Un responsable de la police de Tokyo a refusé de divulguer les détails de l'enquête, mais les médias locaux ont rapporté que la victime présumée était une "idole de la pop" et que le suspect était un "fan passionné".
Le responsable, s’étant entretenu avec Associated Press sous anonymat, a confirmé vendredi que Hibiki Sato, 26 ans, avait été arrêté le 17 septembre pour des actes indécents de harcèlement criminel et de blessures infligées à une femme âgée de 20 ans.
La police a déclaré qu'il aurait plié la femme par derrière et l'avait tâtée, la blessant.
Le radiodiffuseur public NHK et d’autres médias japonais ont rapporté cette semaine que la suspecte avait découvert la gare dans laquelle elle se trouvait en faisant sauter des images qu’elle avait publiées en ligne.

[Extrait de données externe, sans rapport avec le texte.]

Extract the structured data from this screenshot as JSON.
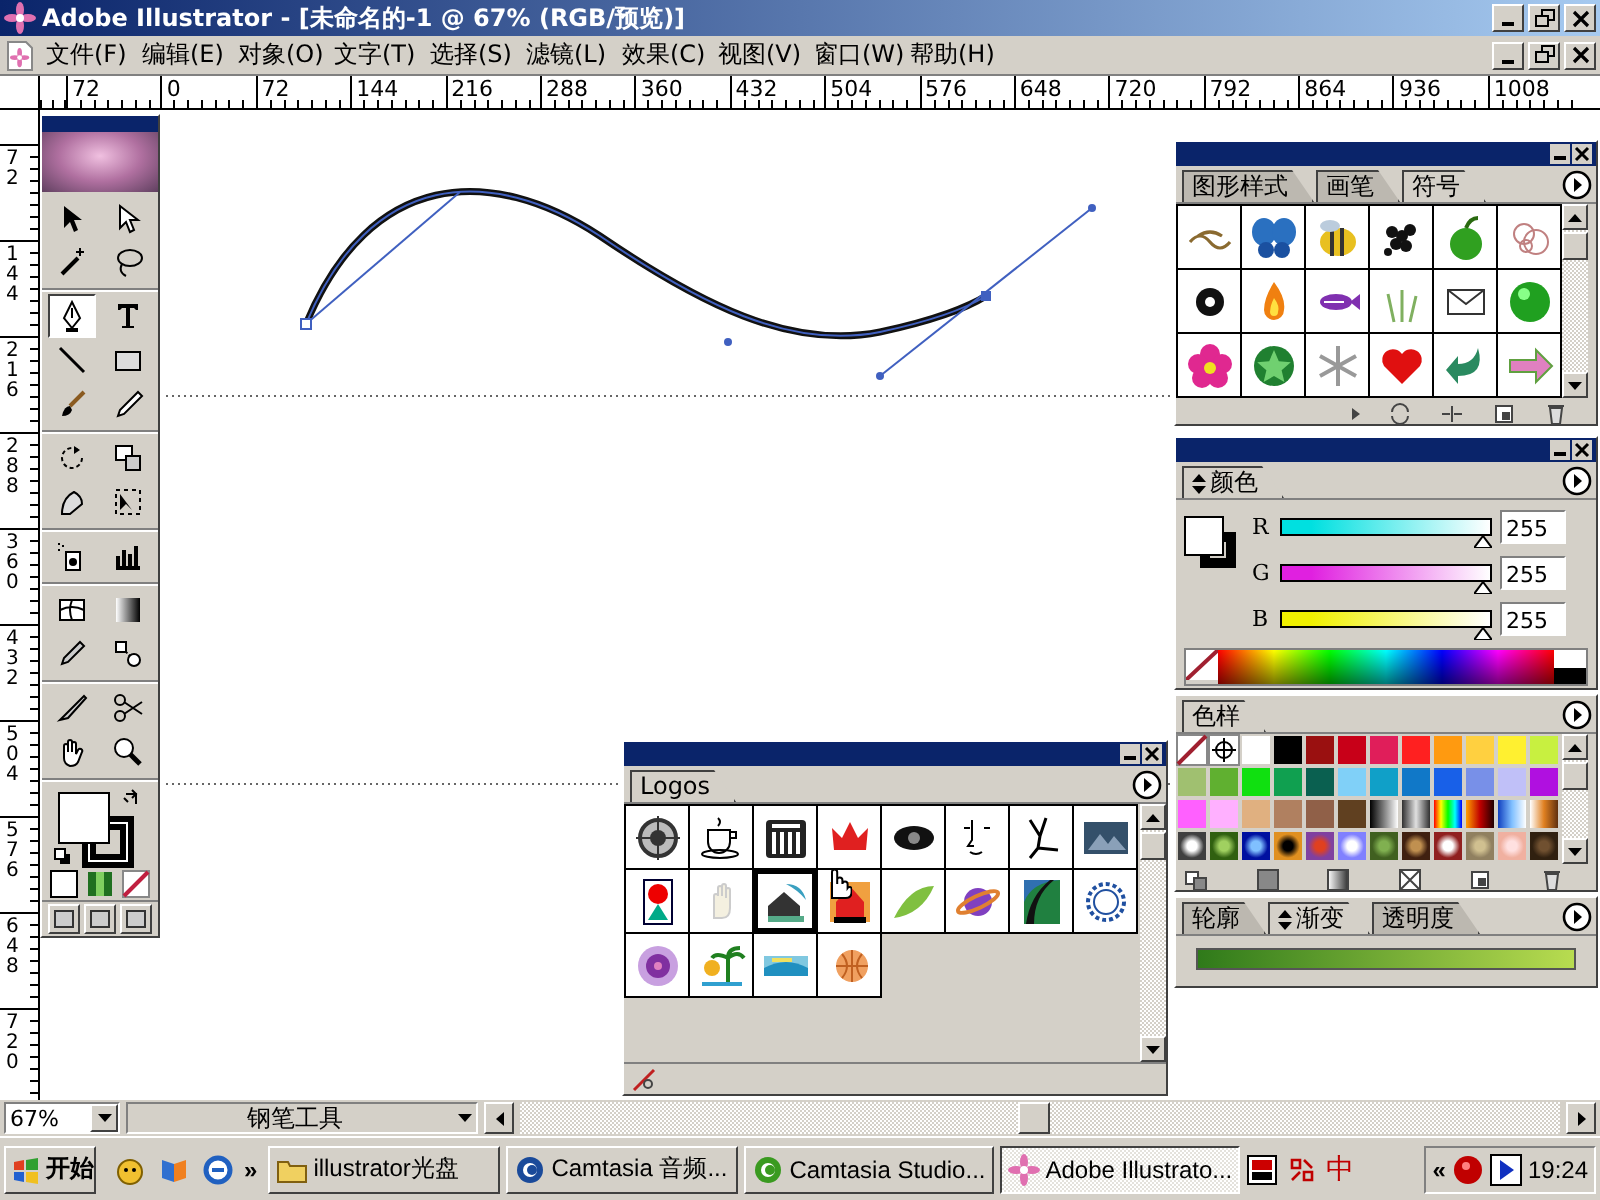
{
  "window": {
    "title": "Adobe Illustrator - [未命名的-1 @ 67% (RGB/预览)]"
  },
  "menu": [
    "文件(F)",
    "编辑(E)",
    "对象(O)",
    "文字(T)",
    "选择(S)",
    "滤镜(L)",
    "效果(C)",
    "视图(V)",
    "窗口(W)",
    "帮助(H)"
  ],
  "rulers": {
    "horizontal": [
      "72",
      "0",
      "72",
      "144",
      "216",
      "288",
      "360",
      "432",
      "504",
      "576",
      "648",
      "720",
      "792",
      "864",
      "936",
      "1008"
    ],
    "vertical": [
      "72",
      "144",
      "216",
      "288",
      "360",
      "432",
      "504",
      "576",
      "648",
      "720"
    ]
  },
  "toolbox": {
    "tools": [
      {
        "selected": false
      },
      {
        "selected": false
      },
      {
        "selected": false
      },
      {
        "selected": false
      },
      {
        "selected": true
      },
      {
        "selected": false
      },
      {
        "selected": false
      },
      {
        "selected": false
      },
      {
        "selected": false
      },
      {
        "selected": false
      },
      {
        "selected": false
      },
      {
        "selected": false
      },
      {
        "selected": false
      },
      {
        "selected": false
      },
      {
        "selected": false
      },
      {
        "selected": false
      },
      {
        "selected": false
      },
      {
        "selected": false
      },
      {
        "selected": false
      },
      {
        "selected": false
      },
      {
        "selected": false
      },
      {
        "selected": false
      },
      {
        "selected": false
      },
      {
        "selected": false
      }
    ]
  },
  "symbols_palette": {
    "tabs": [
      {
        "label": "图形样式",
        "selected": false
      },
      {
        "label": "画笔",
        "selected": false
      },
      {
        "label": "符号",
        "selected": true
      }
    ]
  },
  "color_palette": {
    "tab": "颜色",
    "channels": [
      {
        "name": "R",
        "value": "255",
        "level": 1,
        "color": "#00e0e0"
      },
      {
        "name": "G",
        "value": "255",
        "level": 1,
        "color": "#e020e0"
      },
      {
        "name": "B",
        "value": "255",
        "level": 1,
        "color": "#f0f000"
      }
    ]
  },
  "swatches_palette": {
    "tab": "色样",
    "swatches": [
      {
        "kind": "none"
      },
      {
        "kind": "registration"
      },
      {
        "kind": "solid",
        "color": "#ffffff"
      },
      {
        "kind": "solid",
        "color": "#000000"
      },
      {
        "kind": "solid",
        "color": "#9a1010"
      },
      {
        "kind": "solid",
        "color": "#c80018"
      },
      {
        "kind": "solid",
        "color": "#e01e5a"
      },
      {
        "kind": "solid",
        "color": "#ff2020"
      },
      {
        "kind": "solid",
        "color": "#ff9a10"
      },
      {
        "kind": "solid",
        "color": "#ffd040"
      },
      {
        "kind": "solid",
        "color": "#fff030"
      },
      {
        "kind": "solid",
        "color": "#c8f040"
      },
      {
        "kind": "solid",
        "color": "#a0c070"
      },
      {
        "kind": "solid",
        "color": "#60b030"
      },
      {
        "kind": "solid",
        "color": "#10e010"
      },
      {
        "kind": "solid",
        "color": "#10a050"
      },
      {
        "kind": "solid",
        "color": "#0a6050"
      },
      {
        "kind": "solid",
        "color": "#80d0f8"
      },
      {
        "kind": "solid",
        "color": "#10a0c8"
      },
      {
        "kind": "solid",
        "color": "#1078c8"
      },
      {
        "kind": "solid",
        "color": "#1860e8"
      },
      {
        "kind": "solid",
        "color": "#7890e8"
      },
      {
        "kind": "solid",
        "color": "#c0c0f8"
      },
      {
        "kind": "solid",
        "color": "#b010e0"
      },
      {
        "kind": "solid",
        "color": "#ff60ff"
      },
      {
        "kind": "solid",
        "color": "#ffb0ff"
      },
      {
        "kind": "solid",
        "color": "#e0b080"
      },
      {
        "kind": "solid",
        "color": "#b08060"
      },
      {
        "kind": "solid",
        "color": "#906048"
      },
      {
        "kind": "solid",
        "color": "#604020"
      },
      {
        "kind": "gradient"
      },
      {
        "kind": "gradient"
      },
      {
        "kind": "gradient"
      },
      {
        "kind": "gradient"
      },
      {
        "kind": "gradient"
      },
      {
        "kind": "gradient"
      },
      {
        "kind": "pattern"
      },
      {
        "kind": "pattern"
      },
      {
        "kind": "pattern"
      },
      {
        "kind": "pattern"
      },
      {
        "kind": "pattern"
      },
      {
        "kind": "pattern"
      },
      {
        "kind": "pattern"
      },
      {
        "kind": "pattern"
      },
      {
        "kind": "pattern"
      },
      {
        "kind": "pattern"
      },
      {
        "kind": "pattern"
      },
      {
        "kind": "pattern"
      }
    ]
  },
  "gradient_palette": {
    "tabs": [
      {
        "label": "轮廓",
        "selected": false
      },
      {
        "label": "渐变",
        "selected": true
      },
      {
        "label": "透明度",
        "selected": false
      }
    ]
  },
  "logos_palette": {
    "tab": "Logos",
    "items": [
      {
        "selected": false
      },
      {
        "selected": false
      },
      {
        "selected": false
      },
      {
        "selected": false
      },
      {
        "selected": false
      },
      {
        "selected": false
      },
      {
        "selected": false
      },
      {
        "selected": false
      },
      {
        "selected": false
      },
      {
        "selected": false
      },
      {
        "selected": true
      },
      {
        "selected": false
      },
      {
        "selected": false
      },
      {
        "selected": false
      },
      {
        "selected": false
      },
      {
        "selected": false
      },
      {
        "selected": false
      },
      {
        "selected": false
      },
      {
        "selected": false
      },
      {
        "selected": false
      }
    ]
  },
  "status_bar": {
    "zoom": "67%",
    "tool": "钢笔工具"
  },
  "taskbar": {
    "start": "开始",
    "more": "»",
    "tasks": [
      {
        "label": "illustrator光盘",
        "selected": false
      },
      {
        "label": "Camtasia 音频...",
        "selected": false
      },
      {
        "label": "Camtasia Studio...",
        "selected": false
      },
      {
        "label": "Adobe Illustrato...",
        "selected": true
      }
    ],
    "ime": "中",
    "tray_toggle": "«",
    "clock": "19:24"
  }
}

Il s'est servi des images haute résolution de ses élèves pour résoudre ce problème – et aurait étudié d'autres photos qu'elle avait partagées sur les réseaux sociaux, y compris celle de son appartement, pour déterminer où elle habitait.
L'affaire a alarmé le pays sur les dangers potentiels du partage d'images et d'informations personnelles sur les médias sociaux.

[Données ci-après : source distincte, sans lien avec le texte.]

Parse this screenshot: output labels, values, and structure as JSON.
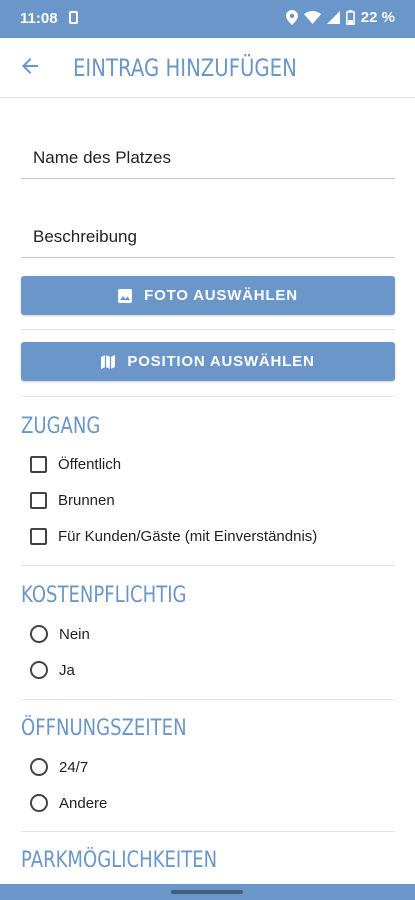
{
  "status_bar": {
    "time": "11:08",
    "battery": "22 %"
  },
  "app_bar": {
    "title": "EINTRAG HINZUFÜGEN"
  },
  "form": {
    "name_field": {
      "placeholder": "Name des Platzes",
      "value": ""
    },
    "description_field": {
      "placeholder": "Beschreibung",
      "value": ""
    },
    "photo_button": "FOTO AUSWÄHLEN",
    "position_button": "POSITION AUSWÄHLEN"
  },
  "access": {
    "title": "ZUGANG",
    "options": [
      {
        "label": "Öffentlich",
        "checked": false
      },
      {
        "label": "Brunnen",
        "checked": false
      },
      {
        "label": "Für Kunden/Gäste (mit Einverständnis)",
        "checked": false
      }
    ]
  },
  "cost": {
    "title": "KOSTENPFLICHTIG",
    "options": [
      {
        "label": "Nein",
        "selected": false
      },
      {
        "label": "Ja",
        "selected": false
      }
    ]
  },
  "opening": {
    "title": "ÖFFNUNGSZEITEN",
    "options": [
      {
        "label": "24/7",
        "selected": false
      },
      {
        "label": "Andere",
        "selected": false
      }
    ]
  },
  "parking": {
    "title": "PARKMÖGLICHKEITEN"
  },
  "colors": {
    "accent": "#6b96c9"
  }
}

Tokyo Shimbun, un quotidien, a averti ses lecteurs que les selfies pourraient révéler leur environnement, ce qui permettrait d'identifier l'emplacement sur une photo.

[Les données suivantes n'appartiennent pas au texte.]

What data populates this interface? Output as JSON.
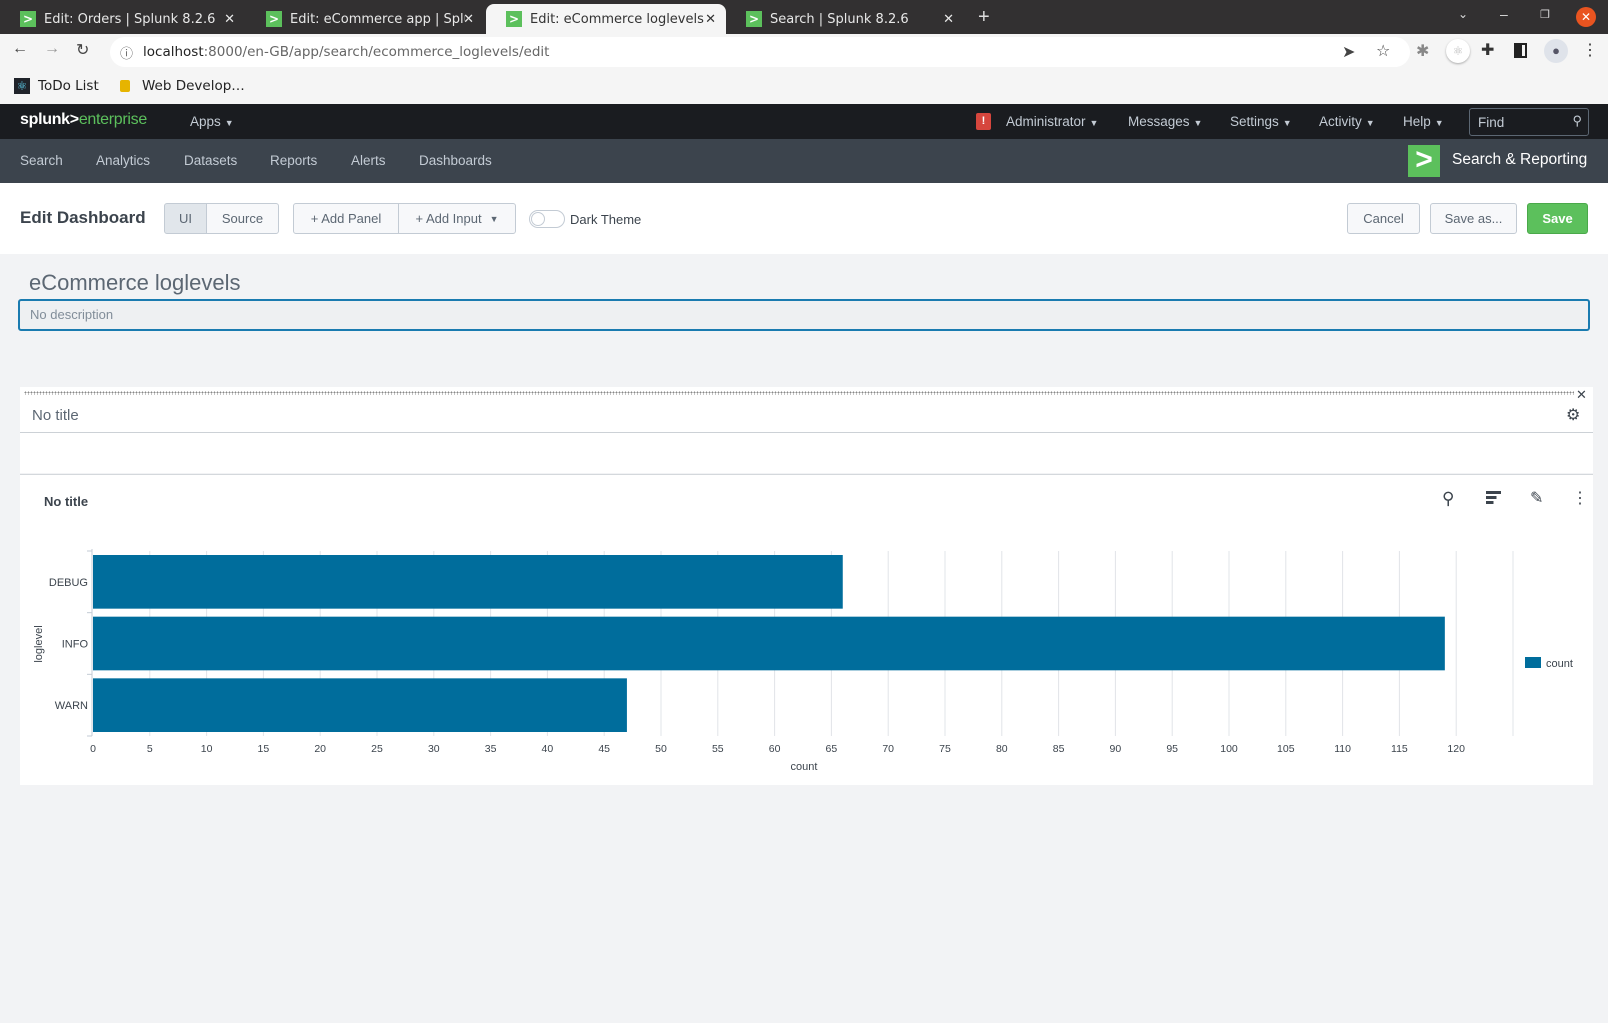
{
  "browser": {
    "tabs": [
      {
        "title": "Edit: Orders | Splunk 8.2.6",
        "active": false
      },
      {
        "title": "Edit: eCommerce app | Splunk",
        "active": false
      },
      {
        "title": "Edit: eCommerce loglevels",
        "active": true
      },
      {
        "title": "Search | Splunk 8.2.6",
        "active": false
      }
    ],
    "url_host": "localhost",
    "url_rest": ":8000/en-GB/app/search/ecommerce_loglevels/edit",
    "bookmarks": [
      {
        "label": "ToDo List"
      },
      {
        "label": "Web Develop…"
      }
    ]
  },
  "splunk": {
    "logo_left": "splunk>",
    "logo_right": "enterprise",
    "apps": "Apps",
    "top_menu": [
      "Administrator",
      "Messages",
      "Settings",
      "Activity",
      "Help"
    ],
    "find_placeholder": "Find",
    "app_nav": [
      "Search",
      "Analytics",
      "Datasets",
      "Reports",
      "Alerts",
      "Dashboards"
    ],
    "app_name": "Search & Reporting",
    "accent": "#5cc05c"
  },
  "editbar": {
    "title": "Edit Dashboard",
    "ui": "UI",
    "source": "Source",
    "add_panel": "+ Add Panel",
    "add_input": "+ Add Input",
    "dark_theme": "Dark Theme",
    "dark_theme_on": false,
    "cancel": "Cancel",
    "save_as": "Save as...",
    "save": "Save"
  },
  "dashboard": {
    "title": "eCommerce loglevels",
    "description_placeholder": "No description",
    "row_title": "No title",
    "panel_title": "No title"
  },
  "chart_data": {
    "type": "bar",
    "orientation": "horizontal",
    "categories": [
      "DEBUG",
      "INFO",
      "WARN"
    ],
    "series": [
      {
        "name": "count",
        "values": [
          66,
          119,
          47
        ],
        "color": "#006d9c"
      }
    ],
    "xlabel": "count",
    "ylabel": "loglevel",
    "xlim": [
      0,
      125
    ],
    "xticks": [
      0,
      5,
      10,
      15,
      20,
      25,
      30,
      35,
      40,
      45,
      50,
      55,
      60,
      65,
      70,
      75,
      80,
      85,
      90,
      95,
      100,
      105,
      110,
      115,
      120
    ],
    "grid": true,
    "legend": "right"
  }
}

Il a également suggéré aux personnes de ne pas faire le signe en V avec leurs doigts lors de la pose sur des photos, car leurs empreintes digitales pourraient être volées.
En 2017, des chercheurs de l'Institut national de l'informatique (NII) du Japon ont découvert que les empreintes digitales pouvaient être copiées à partir de photos prises par un appareil photo numérique à une distance maximale de trois mètres du sujet, tant que l'image était nette.
"Il suffit de faire un signe de paix devant une caméra pour que les empreintes digitales deviennent largement disponibles", a déclaré le professeur Isao Echizen, chercheur en sécurité et médias numériques au NII, au journal Sankei Shimbun.
En 2014, Jan Krissler, membre du réseau de hackers du Chaos Computer Club, a affirmé avoir cloné l'empreinte du pouce du ministre allemand de la Défense et actuel président élu de la Commission européenne, Ursula von der Leyen, à l'aide de photographies haute définition.